The oh-so-clever title is a tip that this isn’t going to be one for the annals of horror history. According to IMDB, Ethan Hawke stars as a true-crime novelist who moves his family into a home in which a family was murdered a few decades ago. Found footage leads him to the family’s murderer: a supernatural being which lives in images of itself.

Ethan Hawke is a solid actor – especially in movies such as “Gattaca” or 2009′s “Daybreakers” – so the lead role should be solid. The plot, however, looks a little bland. While an evil creature that lives in images of itself is neat – it was a major plot point in a chilling 2010 “Doctor Who” serial – and preying on the souls of children is certainly terrifying to parents, it looks like a KISS reject. Heavy metal “corpse paint” can be wonderfully unsettling on a stage under colored lights, but there are better things director Scott Derrickson could have hidden in the bushes in suburbia.

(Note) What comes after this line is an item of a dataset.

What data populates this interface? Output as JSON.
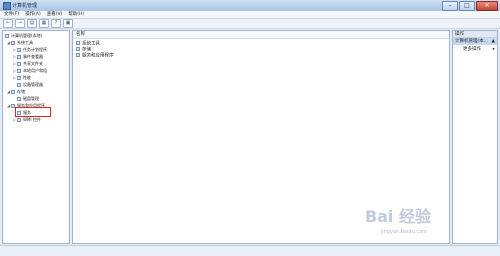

Worse yet is the movie is massively spoiled by the trailer. Everyone knows the back story and the plot, as both are explicitly shown. Viewers see the antagonist and its agenda right there. Stephen King once described a good rule for horror: you don’t show the audience your monster until the last moment; whatever they can imagine is worse than anything you come up with.

The bottom line is while this looks a bit trite, Hawke is usually sold, and pre-viewers gave it a decent rating.

From bland title to bland subtitle, this one is a sequel to the 2006 film, which was based on the world established in the video game franchise. And because adapting a franchise is convoluted by decree of the invisible let’s-make-everything-bad council, while the first “Silent Hill” was not based on any of the games in particular, “Revelations” will be both a sequel and an adaptation of “Silent Hill 3.”

All else aside, “Silent Hill” was a decent horror movie. Maybe it wasn’t the best movie ever made, but it was unsettling, eerie, and viscerally uncomfortable, chock full of body horror, finished with ambiguity. Hardly an Oscar contender, but a fun watch, and Sean Bean and Radha Mitchell’s performances were eminently watchable.

This sequel will have just enough trappings from the games to really infuriate hardcore fans. The Internet will be aflame with complaints about how the monsters don’t make sense with the protagonists’ psychological flaws and core motivations or why iconic nightmare Pyramid Head should only be present in a “Silent Hill 2″ adaptation. Like the first, this one should be a fun watch if the viewer can get past a little bit of plot dullardry.

The bottom line is this one should be fun and creepy so long as it doesn’t linger too long trying to be clever.

For those who don’t feel like driving up to Albuquerque for dubious film fun, pick up a copy of “Cabin in the Woods.” It’s the best horror film to come out in years. This one deconstructs the entire horror genre and looks at why horror movies are structured the way they are. The acting is solid. Dialog-wise, it’s really clever. Everything about this movie is bloody brilliant and, thank small mercies, there’s not a chance of a cash-in sequel.